Erst stark, dann schnell

Hydraulikzylinder - Es soll sich etwas bewegen. Deshalb braucht der ziehende Hub höchste Kraft. Wenn auch nur kurz. Dann genügt wenig Kraft bei hohem Tempo. So könnte man den typischen Einsatzfall eines Hydraulikzylinders mit Krafthub beschreiben.

30. März 2007

Es gibt Einsatzfälle für Hydraulikzylinder, bei denen ziehend zu Beginn des Hubes über eine kurze Strecke eine große Kraft benötigt wird, um das zu bewegende Teil überhaupt zu lösen. Für den restlichen Hub genügt dann eine geringere Kraft - dafür ist eine wesentlich höhere Geschwindigkeit erwünscht, um eine große Durchsatzleistung zu erreichen. Mit einem Standardzylinder ließe sich dieses Problem nur mit großem Aufwand bei der Ansteuerung des Zylinders lösen: Es käme zum Beispiel der Einsatz einer Pumpenkombination aus einer Hoch- und einer Niederdruckpumpe mit den dafür erforderlichen Komponenten in Frage. Zusätzlich zu diesem Aufwand müsste der Hydraulikzylinder für die hohe Druckstufe ausgelegt werden. Ein Hydraulikzylinder mit Krafthub löst das Problem eleganter.
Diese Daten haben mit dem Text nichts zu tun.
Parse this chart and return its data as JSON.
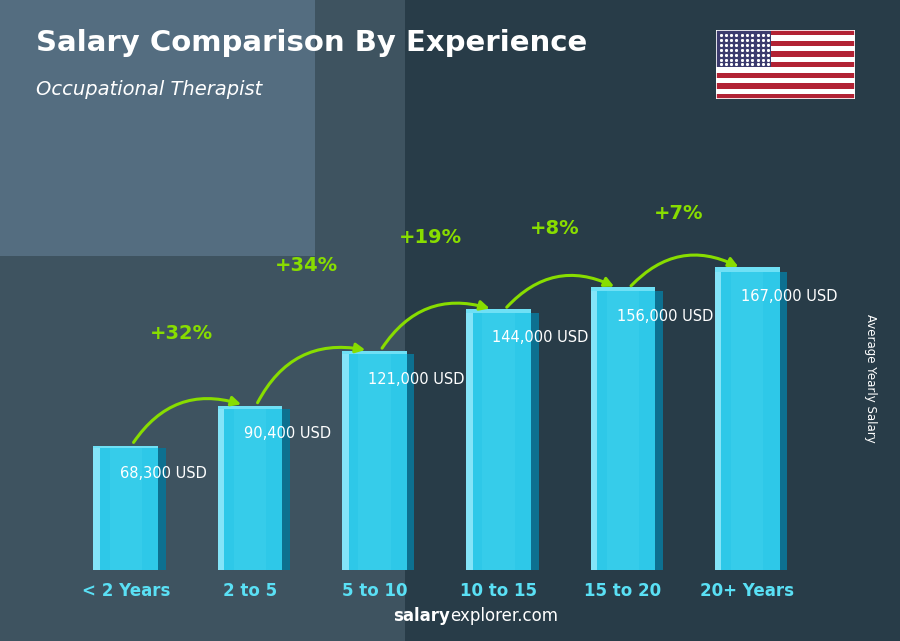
{
  "title": "Salary Comparison By Experience",
  "subtitle": "Occupational Therapist",
  "categories": [
    "< 2 Years",
    "2 to 5",
    "5 to 10",
    "10 to 15",
    "15 to 20",
    "20+ Years"
  ],
  "values": [
    68300,
    90400,
    121000,
    144000,
    156000,
    167000
  ],
  "value_labels": [
    "68,300 USD",
    "90,400 USD",
    "121,000 USD",
    "144,000 USD",
    "156,000 USD",
    "167,000 USD"
  ],
  "pct_changes": [
    "+32%",
    "+34%",
    "+19%",
    "+8%",
    "+7%"
  ],
  "bar_face_color": "#2ec8e8",
  "bar_light_color": "#6fe0f5",
  "bar_dark_color": "#1a9fbe",
  "bar_darker_color": "#0d7090",
  "bar_highlight": "#aaf0ff",
  "bg_color_tl": "#4a6878",
  "bg_color_br": "#2a3a48",
  "text_color_white": "#ffffff",
  "text_color_label": "#dddddd",
  "text_color_green": "#88dd00",
  "ylabel": "Average Yearly Salary",
  "footer_salary": "salary",
  "footer_rest": "explorer.com",
  "ylim": [
    0,
    215000
  ],
  "bar_width": 0.52,
  "flag_stripes_red": "#B22234",
  "flag_canton": "#3C3B6E"
}
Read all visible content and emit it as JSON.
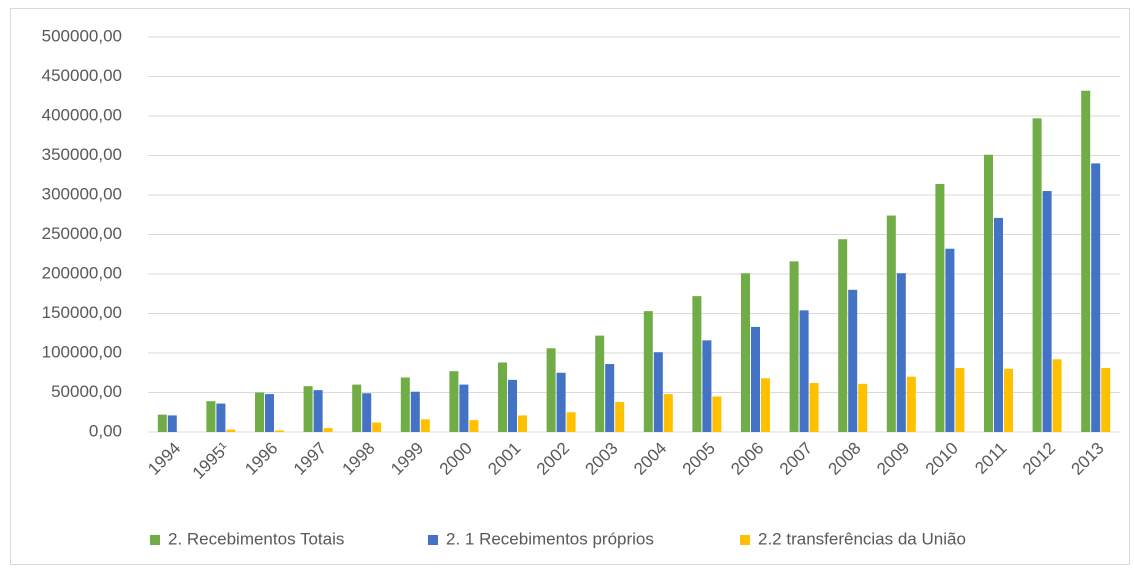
{
  "chart_data": {
    "type": "bar",
    "categories": [
      "1994",
      "1995¹",
      "1996",
      "1997",
      "1998",
      "1999",
      "2000",
      "2001",
      "2002",
      "2003",
      "2004",
      "2005",
      "2006",
      "2007",
      "2008",
      "2009",
      "2010",
      "2011",
      "2012",
      "2013"
    ],
    "series": [
      {
        "name": "2. Recebimentos Totais",
        "color": "#70ad47",
        "values": [
          22000,
          39000,
          50000,
          58000,
          60000,
          69000,
          77000,
          88000,
          106000,
          122000,
          153000,
          172000,
          201000,
          216000,
          244000,
          274000,
          314000,
          351000,
          397000,
          432000
        ]
      },
      {
        "name": "2. 1 Recebimentos próprios",
        "color": "#4472c4",
        "values": [
          21000,
          36000,
          48000,
          53000,
          49000,
          51000,
          60000,
          66000,
          75000,
          86000,
          101000,
          116000,
          133000,
          154000,
          180000,
          201000,
          232000,
          271000,
          305000,
          340000
        ]
      },
      {
        "name": "2.2 transferências da União",
        "color": "#ffc000",
        "values": [
          0,
          3000,
          2000,
          5000,
          12000,
          16000,
          15000,
          21000,
          25000,
          38000,
          48000,
          45000,
          68000,
          62000,
          61000,
          70000,
          81000,
          80000,
          92000,
          81000
        ]
      }
    ],
    "ylim": [
      0,
      500000
    ],
    "yticks": [
      {
        "value": 0,
        "label": "0,00"
      },
      {
        "value": 50000,
        "label": "50000,00"
      },
      {
        "value": 100000,
        "label": "100000,00"
      },
      {
        "value": 150000,
        "label": "150000,00"
      },
      {
        "value": 200000,
        "label": "200000,00"
      },
      {
        "value": 250000,
        "label": "250000,00"
      },
      {
        "value": 300000,
        "label": "300000,00"
      },
      {
        "value": 350000,
        "label": "350000,00"
      },
      {
        "value": 400000,
        "label": "400000,00"
      },
      {
        "value": 450000,
        "label": "450000,00"
      },
      {
        "value": 500000,
        "label": "500000,00"
      }
    ],
    "grid": true,
    "legend": "bottom"
  }
}
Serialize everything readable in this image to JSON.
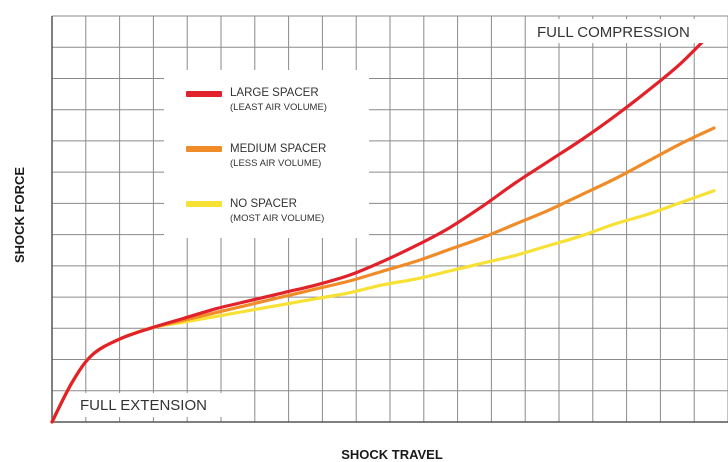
{
  "chart_data": {
    "type": "line",
    "xlabel": "SHOCK TRAVEL",
    "ylabel": "SHOCK FORCE",
    "xlim": [
      0,
      100
    ],
    "ylim": [
      0,
      100
    ],
    "grid": true,
    "legend_position": "top-left",
    "annotations": {
      "full_compression": "FULL COMPRESSION",
      "full_extension": "FULL EXTENSION"
    },
    "series": [
      {
        "name": "LARGE SPACER",
        "subtitle": "(LEAST AIR VOLUME)",
        "color": "#e2222a",
        "x": [
          0,
          3,
          6,
          10,
          15,
          20,
          25,
          30,
          35,
          40,
          45,
          50,
          55,
          60,
          65,
          70,
          75,
          80,
          85,
          90,
          95,
          100
        ],
        "y": [
          0,
          10,
          17,
          21,
          24,
          26.5,
          29,
          31,
          33,
          35,
          37.5,
          41,
          45,
          49.5,
          55,
          61,
          66.5,
          72,
          78,
          84.5,
          91.5,
          100
        ]
      },
      {
        "name": "MEDIUM SPACER",
        "subtitle": "(LESS AIR VOLUME)",
        "color": "#f08c28",
        "x": [
          0,
          3,
          6,
          10,
          15,
          20,
          25,
          30,
          35,
          40,
          45,
          50,
          55,
          60,
          65,
          70,
          75,
          80,
          85,
          90,
          95,
          100
        ],
        "y": [
          0,
          10,
          17,
          21,
          24,
          26,
          28,
          30,
          32,
          34,
          36,
          38.5,
          41,
          44,
          47,
          50.5,
          54,
          58,
          62,
          66.5,
          71,
          75
        ]
      },
      {
        "name": "NO SPACER",
        "subtitle": "(MOST AIR VOLUME)",
        "color": "#f7e135",
        "x": [
          0,
          3,
          6,
          10,
          15,
          20,
          25,
          30,
          35,
          40,
          45,
          50,
          55,
          60,
          65,
          70,
          75,
          80,
          85,
          90,
          95,
          100
        ],
        "y": [
          0,
          10,
          17,
          21,
          24,
          25.5,
          27,
          28.5,
          30,
          31.5,
          33,
          35,
          36.5,
          38.5,
          40.5,
          42.5,
          45,
          47.5,
          50.5,
          53,
          56,
          59
        ]
      }
    ]
  }
}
Hydraulikzylinder mit Krafthub

Bei stoßendem Betrieb sind Eilgangzylinder ziemlich verbreitet. Bei ziehendem Einsatz dagegen findet man eine Kombination aus Kraft- und Eilhub, noch vergleichsweise selten. Diese Funktion lässt sich in der Konstruktion realisieren, indem zwei Hydraulikzylinder mit unterschiedlichen Kolbendurchmessern hintereinander geschaltet und intern gekoppelt werden. Dadurch ist es möglich, dass auf einem in der Größe wählbaren ersten Teil des Hubs eine wesentlich größere wirksame Kolbenfläche zur Verfügung steht als auf dem restlichen Hub. Der ziehende Krafthub wird mit beiden Kolben über den Anschluss auf der Seite der Kolbenstange realisiert. Für das Ausfahren der Kolbenstange ist ein dritter Anschluss erforderlich. Dieser kann entweder innerhalb des Zylinders realisiert oder vom A-Anschluss des Zylinders aus extern verrohrt werden. Durch diese Kombination zweier Zylin der ergibt sich zu Beginn des Hubes ein kurzer Krafthub, bei dem die zur Verfügung stehende Menge an Hydraulikmedium dazu dient, eine hohe Kraft bei geringer Geschwindigkeit zu erreichen. An diesen Krafthub schließt sich dann der restliche Hub an. Bei diesem Eilhub ist die Kolbenringfläche dafür optimiert, mit maximaler Geschwindigkeit zu fahren. Dieses Prinzip lässt sich nicht nur bei Rundzylindern mit Flanschbefestigung an der Vorderseite umsetzen, sondern auch bei allen anderen Bauformen einer Zylinderbefestigung. Die Hydropneu Fritz Daumüller GmbH setzt es sowohl bei Rundzylindern als auch bei Zylindern in Zugstangenbauweise ein.

Anwendung: Schieberarmatur

Hydraulikzylinder mit Krafthub sind im Einsatz als Betätigungszylinder von Schieberarmaturen, etwa an Wasserleitungen. Absperrarmaturen, bei denen das Schließelement keilförmig ausgebildet ist, benötigen am Beginn des Öffnungshubes große Kräfte. Nach dem Lösen des Schließelementes dagegen lässt sich der restliche Öffnungshub mit vergleichsweise geringer Kraft bewältigen. Diesen Resthub dann noch mit höherer Geschwindigkeit zu fahren, ist zwar nicht immer notwendig, aber ein angenehmer Nebeneffekt. Um die Endlagen zu überwachen, lassen sich die Zylinder hier zum Teil mit druckfesten Näherungsschaltern oder mit kontinuierlich arbeitenden Wegmesssystemen ausrüsten, welche die genaue Öffnungsstellung erfassen.

Ute Harland

FAKTEN

Hydraulikzylinder mit Krafthub sind im Einsatz als Betätigungszylinder von Schieberarmaturen, z. B. an Wasserleitungen.

¦ Ein weiterer Einsatzbereich für Hydraulikzylinder mit Krafthub sind Kernzüge in Gießwerkzeugen. Hier ist zum Lösen des Kerns zunächst eine große Kraft erforderlich.